The album starts very strongly with ‘Wilding’, which is perhaps where I started to make Wooden Shjips comparisons since it does have some similarities to tracks from the ‘West’ album mainly through Johnson’s guitar work, which is perhaps unsurprising. ‘Night Beat’ is a great track with a fantastic beat to it; I imagine both these openers being really good live. So far so good, but not all that different from previous works. From here, however, I feel that the album goes off into different territories, with a different vocal approach on ‘Free The Skull’ and something more creepy and sinister on ‘Zero’, which reminded me of some early John Foxx, Cabaret Voltaire and Human League.

‘In A Cloud’ sees a complete change of pace altogether.
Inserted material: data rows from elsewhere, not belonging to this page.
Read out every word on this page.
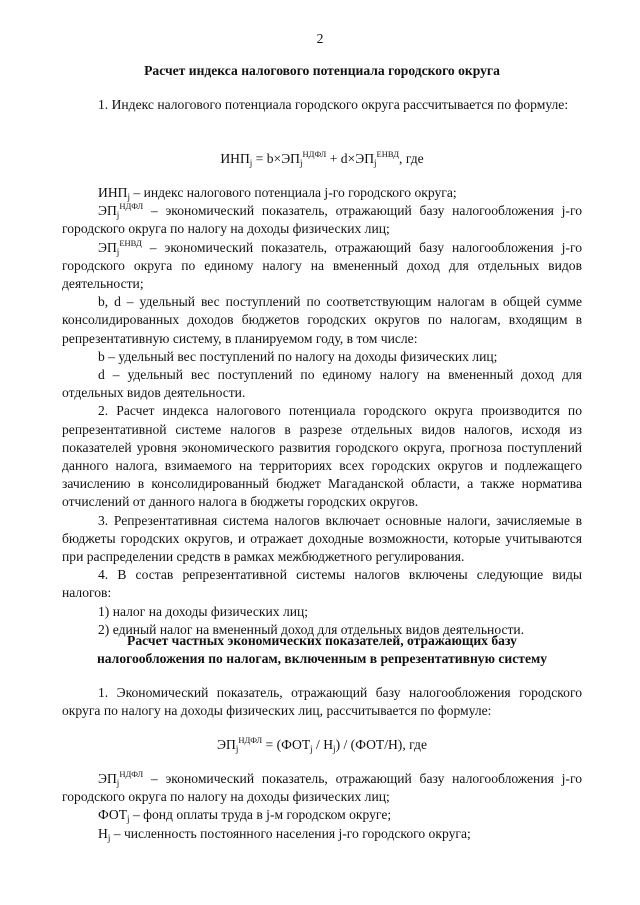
2
Расчет индекса налогового потенциала городского округа

1. Индекс налогового потенциала городского округа рассчитывается по формуле:

$ИНП_j = b\times ЭП_j^{НДФЛ} + d\times ЭП_j^{ЕНВД}$, где

$ИНП_j$ – индекс налогового потенциала j-го городского округа;

$ЭП_j^{НДФЛ}$ – экономический показатель, отражающий базу налогообложения j-го городского округа по налогу на доходы физических лиц;

$ЭП_j^{ЕНВД}$ – экономический показатель, отражающий базу налогообложения j-го городского округа по единому налогу на вмененный доход для отдельных видов деятельности;

b, d – удельный вес поступлений по соответствующим налогам в общей сумме консолидированных доходов бюджетов городских округов по налогам, входящим в репрезентативную систему, в планируемом году, в том числе:

b – удельный вес поступлений по налогу на доходы физических лиц;

d – удельный вес поступлений по единому налогу на вмененный доход для отдельных видов деятельности.

2. Расчет индекса налогового потенциала городского округа производится по репрезентативной системе налогов в разрезе отдельных видов налогов, исходя из показателей уровня экономического развития городского округа, прогноза поступлений данного налога, взимаемого на территориях всех городских округов и подлежащего зачислению в консолидированный бюджет Магаданской области, а также норматива отчислений от данного налога в бюджеты городских округов.

3. Репрезентативная система налогов включает основные налоги, зачисляемые в бюджеты городских округов, и отражает доходные возможности, которые учитываются при распределении средств в рамках межбюджетного регулирования.

4. В состав репрезентативной системы налогов включены следующие виды налогов:

1) налог на доходы физических лиц;

2) единый налог на вмененный доход для отдельных видов деятельности.

Расчет частных экономических показателей, отражающих базу
налогообложения по налогам, включенным в репрезентативную систему

1. Экономический показатель, отражающий базу налогообложения городского округа по налогу на доходы физических лиц, рассчитывается по формуле:

$ЭП_j^{НДФЛ} = (ФОТ_j / Н_j) / (ФОТ/Н)$, где

$ЭП_j^{НДФЛ}$ – экономический показатель, отражающий базу налогообложения j-го городского округа по налогу на доходы физических лиц;

$ФОТ_j$ – фонд оплаты труда в j-м городском округе;

$Н_j$ – численность постоянного населения j-го городского округа;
A slow and meditative piece, it breaks up the album nicely and provides a really good comedown from the relatively frenetic opening. ‘Thieves’ takes it up a notch again, but is still relatively laid back for Moon Duo with some haunting vocals and lovely guitar work from Johnson that just washes over you.

‘Slow Down Low’ has a really vibrant punchy opening to it which I imagine will really get me dancing at a gig, and with a brilliant organ bridge from Yamada this was one of my favourite tracks. In fact this is one of those rare albums where I prefer its latter stages. ‘Ice’, my stand out track, is a brilliantly techno-influenced number with its really high-energy synths that just seem to build and build; while ‘Animal’, the lead single, is an unusually short track for the band: forceful and concise, it shows than Johnson and Yamada can make their point in two minutes every bit as effectively as then can in seven.

The final track, ‘Cross The Way’, available as a 7″ with the vinyl album, and on online versions, finishes the set off nicely, if somewhat abruptly. Of all the tracks it is the one with the boldest guitar and feels tight and compact…not one to be missed.

Overall, then, I think that this is perhaps Moon Duo’s best album to date, and the addition of John Jeffrey’s ‘live’ drums really helps with that providing more texture to the beat. This is not an album to be given one cursory listen and then forgotten about, pay it some attention and it will reward you in spades.